De la redacción
El Buen Tono
La tensión entre Irán y Estados Unidos volvió a intensificarse este viernes luego de un intercambio de ataques en la región del estrecho de Ormuz, una de las rutas marítimas más estratégicas para el comercio mundial de petróleo.
El Gobierno de Irán responsabilizó a Estados Unidos por la reciente escalada militar, tras una serie de ofensivas en las que fuerzas iraníes habrían atacado posiciones estadounidenses. En respuesta, el ejército de Estados Unidos realizó bombardeos contra objetivos de vigilancia costera en territorio iraní.

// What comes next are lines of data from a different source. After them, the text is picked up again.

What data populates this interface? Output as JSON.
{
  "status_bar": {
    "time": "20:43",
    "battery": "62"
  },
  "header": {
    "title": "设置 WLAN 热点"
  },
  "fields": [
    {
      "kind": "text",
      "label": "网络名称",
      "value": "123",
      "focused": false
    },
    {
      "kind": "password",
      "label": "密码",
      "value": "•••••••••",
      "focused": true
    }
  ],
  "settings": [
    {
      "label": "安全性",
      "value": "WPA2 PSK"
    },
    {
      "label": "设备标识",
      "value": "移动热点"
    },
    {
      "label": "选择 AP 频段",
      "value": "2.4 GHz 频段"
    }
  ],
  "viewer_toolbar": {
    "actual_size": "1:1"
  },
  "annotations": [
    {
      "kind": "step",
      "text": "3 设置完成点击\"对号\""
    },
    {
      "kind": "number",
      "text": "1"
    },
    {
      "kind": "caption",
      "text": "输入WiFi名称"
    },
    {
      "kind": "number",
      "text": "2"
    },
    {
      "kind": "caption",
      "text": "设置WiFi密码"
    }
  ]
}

Las autoridades de ambos países mantienen versiones encontradas sobre el origen del conflicto. Washington sostiene que actuó tras incidentes contra embarcaciones que transitaban por la zona, mientras que Teherán afirma que sus acciones se limitan a regular el paso marítimo conforme a sus propios lineamientos.
El Ministerio de Relaciones Exteriores de Irán calificó los bombardeos estadounidenses como una “flagrante violación” de acuerdos previos, y aseguró que cualquier respuesta militar iraní corresponde a acciones de defensa para proteger su soberanía e intereses nacionales.
Asimismo, el gobierno iraní advirtió que también considera responsables a los países que, a su juicio, colaboren con las operaciones militares de Estados Unidos.
Por su parte, Estados Unidos reiteró que sus ataques fueron una respuesta directa a incidentes recientes contra embarcaciones en el estrecho de Ormuz, una zona clave para el transporte internacional de energía.
Irán rechazó esa versión y llamó a los países del Golfo Pérsico a respetar el principio de buena vecindad, además de evitar que sus territorios sean utilizados para acciones militares en su contra.
Hasta el momento, ninguno de los dos gobiernos ha confirmado víctimas tras este nuevo episodio de enfrentamientos.